The advantage of daycare is the built-in socialization with other kids. In the end, I think that's probably a good thing for them!

leslie townes

she doesn't speak spanish at home but if you speak it to her she answers in english, always contextually appropriate.

Ted Shifrin

LOL, the stuff I paint has always looked like crap. I can draw gorgeous math pictures and not even a decent stick figure of a dog or ostrich.

leslie townes

art at home means my daughter just demanding that i draw stuff. draw a whale! draw a crow! draw a barn owl! draw a shark! draw a dog! draw my cat!

Ted Shifrin

Easy: "No, you draw it!"

leslie townes

she likes scribbling over drawings that other people have done. i drew a canada goose and then she colored it in.

she's black, i'm blue

Ted Shifrin

18:18

Pretty good, actually. By scribbling I thought you meant coloring it in ... That really shows a good eye.

OK, back to math(s)!!

copper.hat

when my daughter was maybe 3 she called me to show me how she had tidied up my computer desktop by dragging everything into the trash bin. i was in the middle of closing a round of financing and had many versions of many documents on the desktop at the time. "that's great sweetie."

leslie townes

i'm so glad she has yet to get into my devices.

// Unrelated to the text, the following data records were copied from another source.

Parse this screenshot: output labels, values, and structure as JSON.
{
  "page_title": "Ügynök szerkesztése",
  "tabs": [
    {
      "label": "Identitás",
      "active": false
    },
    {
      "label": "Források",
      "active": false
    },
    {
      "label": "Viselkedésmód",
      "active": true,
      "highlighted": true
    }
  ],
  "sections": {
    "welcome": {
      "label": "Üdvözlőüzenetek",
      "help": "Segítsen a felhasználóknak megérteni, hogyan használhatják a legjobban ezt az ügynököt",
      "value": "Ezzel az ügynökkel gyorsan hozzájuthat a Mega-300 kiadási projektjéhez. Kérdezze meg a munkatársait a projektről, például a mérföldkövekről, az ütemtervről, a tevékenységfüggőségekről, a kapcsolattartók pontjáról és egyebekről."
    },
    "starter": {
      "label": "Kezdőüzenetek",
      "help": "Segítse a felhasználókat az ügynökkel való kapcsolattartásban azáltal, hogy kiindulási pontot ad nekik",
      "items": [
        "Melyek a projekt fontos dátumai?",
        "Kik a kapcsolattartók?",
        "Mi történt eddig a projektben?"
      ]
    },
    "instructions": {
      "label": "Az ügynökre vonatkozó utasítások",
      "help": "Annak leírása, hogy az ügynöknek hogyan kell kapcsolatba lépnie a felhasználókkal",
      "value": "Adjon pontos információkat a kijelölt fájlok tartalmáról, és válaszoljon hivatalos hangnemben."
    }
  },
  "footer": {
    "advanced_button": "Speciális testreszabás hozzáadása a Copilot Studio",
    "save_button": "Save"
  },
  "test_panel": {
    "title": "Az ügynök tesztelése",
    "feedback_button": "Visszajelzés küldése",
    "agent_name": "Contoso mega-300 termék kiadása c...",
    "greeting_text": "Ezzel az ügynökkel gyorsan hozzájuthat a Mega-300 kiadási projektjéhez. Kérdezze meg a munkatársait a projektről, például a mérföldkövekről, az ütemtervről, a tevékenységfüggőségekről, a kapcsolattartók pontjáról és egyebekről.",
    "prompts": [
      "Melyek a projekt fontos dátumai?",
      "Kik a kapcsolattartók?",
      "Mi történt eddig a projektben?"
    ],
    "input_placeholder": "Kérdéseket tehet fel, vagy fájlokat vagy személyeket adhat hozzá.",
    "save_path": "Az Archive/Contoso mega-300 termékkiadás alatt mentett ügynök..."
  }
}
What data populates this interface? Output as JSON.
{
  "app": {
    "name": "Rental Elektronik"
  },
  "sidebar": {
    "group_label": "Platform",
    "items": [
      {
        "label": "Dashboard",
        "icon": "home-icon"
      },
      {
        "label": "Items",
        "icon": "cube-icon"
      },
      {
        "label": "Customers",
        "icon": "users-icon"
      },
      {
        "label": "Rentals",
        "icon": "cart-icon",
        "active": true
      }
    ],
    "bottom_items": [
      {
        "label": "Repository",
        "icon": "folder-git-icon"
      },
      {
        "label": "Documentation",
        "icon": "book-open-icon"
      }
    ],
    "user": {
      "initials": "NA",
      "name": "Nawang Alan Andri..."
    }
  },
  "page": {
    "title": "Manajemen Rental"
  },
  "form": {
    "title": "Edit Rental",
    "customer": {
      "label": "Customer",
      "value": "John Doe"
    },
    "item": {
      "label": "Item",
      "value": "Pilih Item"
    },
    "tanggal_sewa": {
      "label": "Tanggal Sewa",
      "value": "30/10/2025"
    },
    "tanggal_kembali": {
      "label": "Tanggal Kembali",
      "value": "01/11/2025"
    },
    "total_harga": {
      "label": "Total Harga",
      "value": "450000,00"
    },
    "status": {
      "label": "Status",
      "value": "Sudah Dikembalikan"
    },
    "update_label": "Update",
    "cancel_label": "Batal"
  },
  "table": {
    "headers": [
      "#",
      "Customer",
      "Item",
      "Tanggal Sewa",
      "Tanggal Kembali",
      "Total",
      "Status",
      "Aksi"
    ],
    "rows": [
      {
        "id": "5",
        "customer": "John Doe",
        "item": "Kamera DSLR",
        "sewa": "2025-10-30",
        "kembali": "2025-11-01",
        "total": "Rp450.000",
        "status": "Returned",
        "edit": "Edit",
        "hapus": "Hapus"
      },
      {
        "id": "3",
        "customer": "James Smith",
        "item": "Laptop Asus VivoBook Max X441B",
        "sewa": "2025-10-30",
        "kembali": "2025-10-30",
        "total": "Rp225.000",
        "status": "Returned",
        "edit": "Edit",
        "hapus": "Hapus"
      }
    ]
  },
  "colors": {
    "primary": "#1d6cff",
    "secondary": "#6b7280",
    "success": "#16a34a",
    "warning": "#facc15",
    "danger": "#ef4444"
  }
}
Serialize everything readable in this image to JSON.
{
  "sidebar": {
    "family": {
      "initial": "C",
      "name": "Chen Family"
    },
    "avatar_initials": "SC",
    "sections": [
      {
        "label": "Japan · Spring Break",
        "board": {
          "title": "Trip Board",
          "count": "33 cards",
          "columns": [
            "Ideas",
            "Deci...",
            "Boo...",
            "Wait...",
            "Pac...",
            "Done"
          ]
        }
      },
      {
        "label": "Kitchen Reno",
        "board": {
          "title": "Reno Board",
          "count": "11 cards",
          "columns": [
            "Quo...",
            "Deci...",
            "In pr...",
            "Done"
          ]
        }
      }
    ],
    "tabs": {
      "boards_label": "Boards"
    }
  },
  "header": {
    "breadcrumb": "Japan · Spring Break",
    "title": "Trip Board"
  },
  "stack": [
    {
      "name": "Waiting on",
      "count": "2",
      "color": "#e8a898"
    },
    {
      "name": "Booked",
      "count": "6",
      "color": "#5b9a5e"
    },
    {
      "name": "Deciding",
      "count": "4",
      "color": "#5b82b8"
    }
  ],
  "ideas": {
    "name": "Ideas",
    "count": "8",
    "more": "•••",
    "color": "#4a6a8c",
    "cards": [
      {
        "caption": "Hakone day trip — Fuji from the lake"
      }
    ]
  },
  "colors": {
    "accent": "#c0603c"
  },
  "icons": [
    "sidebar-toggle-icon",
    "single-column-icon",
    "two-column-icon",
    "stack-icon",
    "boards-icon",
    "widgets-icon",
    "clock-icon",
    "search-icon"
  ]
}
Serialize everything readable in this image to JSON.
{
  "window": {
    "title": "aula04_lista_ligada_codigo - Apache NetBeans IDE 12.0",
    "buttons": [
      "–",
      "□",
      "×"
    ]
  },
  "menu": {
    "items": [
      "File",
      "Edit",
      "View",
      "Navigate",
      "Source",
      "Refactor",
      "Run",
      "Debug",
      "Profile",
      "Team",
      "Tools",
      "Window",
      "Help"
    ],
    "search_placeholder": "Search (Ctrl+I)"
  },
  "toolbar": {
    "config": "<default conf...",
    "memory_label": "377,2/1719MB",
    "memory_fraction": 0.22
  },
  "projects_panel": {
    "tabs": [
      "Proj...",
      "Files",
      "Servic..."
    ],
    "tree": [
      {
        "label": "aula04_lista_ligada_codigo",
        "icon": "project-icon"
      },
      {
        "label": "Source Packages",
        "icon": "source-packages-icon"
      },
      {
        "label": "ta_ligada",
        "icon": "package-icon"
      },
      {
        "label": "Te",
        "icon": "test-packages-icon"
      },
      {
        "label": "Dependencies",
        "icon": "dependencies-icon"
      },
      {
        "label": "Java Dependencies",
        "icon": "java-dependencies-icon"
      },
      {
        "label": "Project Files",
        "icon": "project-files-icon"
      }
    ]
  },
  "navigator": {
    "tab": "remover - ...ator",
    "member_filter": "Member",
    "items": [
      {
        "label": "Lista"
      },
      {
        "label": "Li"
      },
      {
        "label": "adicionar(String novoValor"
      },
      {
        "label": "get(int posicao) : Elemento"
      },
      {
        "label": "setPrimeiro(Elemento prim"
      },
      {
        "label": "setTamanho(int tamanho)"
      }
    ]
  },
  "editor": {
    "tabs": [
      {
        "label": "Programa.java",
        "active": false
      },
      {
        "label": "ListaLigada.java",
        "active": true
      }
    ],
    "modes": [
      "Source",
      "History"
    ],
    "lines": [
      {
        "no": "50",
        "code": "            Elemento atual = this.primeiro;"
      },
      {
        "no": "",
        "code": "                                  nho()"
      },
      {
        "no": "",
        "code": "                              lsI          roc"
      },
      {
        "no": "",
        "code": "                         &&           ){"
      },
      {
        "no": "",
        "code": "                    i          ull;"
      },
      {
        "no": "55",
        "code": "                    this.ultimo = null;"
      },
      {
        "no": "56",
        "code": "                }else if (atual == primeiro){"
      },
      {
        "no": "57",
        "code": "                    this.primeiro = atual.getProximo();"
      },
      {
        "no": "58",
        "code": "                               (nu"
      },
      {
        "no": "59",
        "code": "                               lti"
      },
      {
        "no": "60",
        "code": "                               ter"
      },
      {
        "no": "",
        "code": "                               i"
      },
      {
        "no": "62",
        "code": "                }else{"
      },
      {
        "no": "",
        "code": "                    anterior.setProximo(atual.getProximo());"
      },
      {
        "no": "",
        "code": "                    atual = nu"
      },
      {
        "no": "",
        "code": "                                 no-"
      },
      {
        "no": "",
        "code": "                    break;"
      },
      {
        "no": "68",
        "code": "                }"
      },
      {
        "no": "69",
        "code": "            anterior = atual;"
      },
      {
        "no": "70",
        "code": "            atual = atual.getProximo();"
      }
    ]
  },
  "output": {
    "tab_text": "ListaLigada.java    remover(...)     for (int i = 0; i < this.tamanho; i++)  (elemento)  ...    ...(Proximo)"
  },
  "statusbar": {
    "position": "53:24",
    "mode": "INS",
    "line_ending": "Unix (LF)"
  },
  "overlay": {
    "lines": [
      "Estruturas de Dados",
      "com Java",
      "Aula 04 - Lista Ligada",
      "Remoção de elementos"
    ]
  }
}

she understands my phone as a source of cat photos, i do not need her doing file management.

Ted Shifrin

Well, we see that these daddies are completely under the thumbs of their respective daughters. Next.

leslie townes

1

Q: one substitution in Chern's intrinsic proof of Gauss-Bonnet-Chern theorem

In Chern's proof for Gauss-Bonnet-Chern theorem, he claims that $$ \varepsilon_{i}u_{i_1}u_j\Omega_{ji_2}\theta_{i_3}\cdots\theta_{i_{2p-2k}}\,\,\,\,\Omega_{i_{2p-2k+1}i_{2p-2k+2}}\cdots\Omega_{i_{2p-1}i_{2p}}=P_k+2(p-k-1)\Sigma_k $$ where $$ P_k=\varepsilon_{i}u_{i_1}^2\Omega_{i_1i_2}\theta_{i_3...

oh haha already on ted's radar.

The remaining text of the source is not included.